The enemy tempted Jesus, “‘I shall give to you all this power and glory; for it has been handed over to me, and I may give it to whomever I wish.  All this will be yours if you worship me.’”  We, as a society, and therefore as individuals, have decided to worship false gods, mostly the self and pleasure, for the sake of power and glory.  We abandoned the worship of the true God who leads us to paradise, and we have reveled in the worship of false gods who lead us to death and destruction.
We see it in politics, where money and power have become ultimate goods, and people are told what they want to hear, not what is right.  The personal pleasure of each individual has become the supreme good to which everything–the child in the womb, the elderly who are sick or dying, the natural law written into our very human nature–has to be subjected.  So many politicians, across party lines, do whatever will get them money from donors and reelected, not what is best for the country and its citizens.
We see it also in our sacred liturgy.  My formative years were where most of the songs and most of the focus at Mass was on me: what makes me feel good; how can I be affirmed as a person; and how much God loved me as I am.  Now, feeling good can be good; personal affirmation can be good; and God does love me unconditionally.  But feeling good is only good when it comes from doing good and avoiding evil.  Affirmation of what is noble is good, but we should feel shame for doing what is base.  God loves me as I am, but He loves me too much to leave me there; He calls me each day to conversion.  We are tempted to narcissism, exercises on focusing on the self, rather than God.  But, as Jesus reminds us, “‘You shall worship the Lord, your God, and him alone shall you serve.’”

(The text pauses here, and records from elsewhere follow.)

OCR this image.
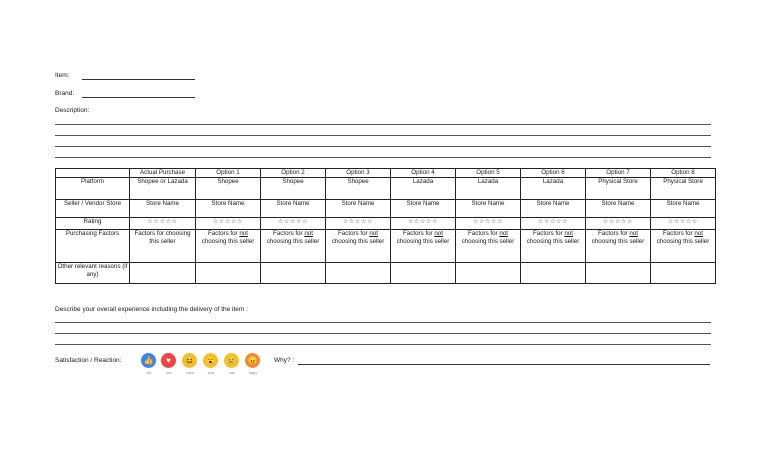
Item:
Brand:
Description:
	Actual Purchase	Option 1	Option 2	Option 3	Option 4	Option 5	Option 6	Option 7	Option 8
Platform	Shopee or Lazada	Shopee	Shopee	Shopee	Lazada	Lazada	Lazada	Physical Store	Physical Store
Seller / Vendor Store	Store Name	Store Name	Store Name	Store Name	Store Name	Store Name	Store Name	Store Name	Store Name
Rating	☆☆☆☆☆	☆☆☆☆☆	☆☆☆☆☆	☆☆☆☆☆	☆☆☆☆☆	☆☆☆☆☆	☆☆☆☆☆	☆☆☆☆☆	☆☆☆☆☆
Purchasing Factors	Factors for choosing this seller	Factors for not choosing this seller	Factors for not choosing this seller	Factors for not choosing this seller	Factors for not choosing this seller	Factors for not choosing this seller	Factors for not choosing this seller	Factors for not choosing this seller	Factors for not choosing this seller
Other relevant reasons (if any)									
Describe your overall experience including the delivery of the item :
Satisfaction / Reaction:	👍
like
♥
love
😆
haha
😮
wow
😢
sad
😠
angry
Why? :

How often do we hear: I don’t like the music, so I’m leaving the church.  I don’t like the preaching, so I’m leaving the church.  I don’t like the priest, so I’m leaving the church.  The common denominator is that the person is not going to church for God, but for what he likes.  But we don’t come to Mass because of what we like.  We come to give thanks to God for what He did by giving us Jesus so that we could go to heaven.

The Holy Spirit has led the Church into the desert because we have given in to temptation to worship false gods, often the self.  We need to be purified from societal narcissism and be drawn back to the transcendent God, who draws us from ourselves to Him who satisfies all our needs.  Following God doesn’t always feel good; the desert is dry and hot.  Following God doesn’t always affirm our actions; the desert requires us to put away what is ancillary.  Following God means that we say no to the temptations that arise in our daily life which look enticing, but which really keep us out of the garden and paradise.  But, if we follow God through the desert, if we say no to the temptations, especially the false gods we make in our life, then it leads to the Promised Land, to the garden, to place that God has prepared for those who follow His Son.  So during this Lent, follow the Holy Spirit into the desert and fight temptation, empowered by that same Spirit, who with the Father and the Son is one God, for ever and ever.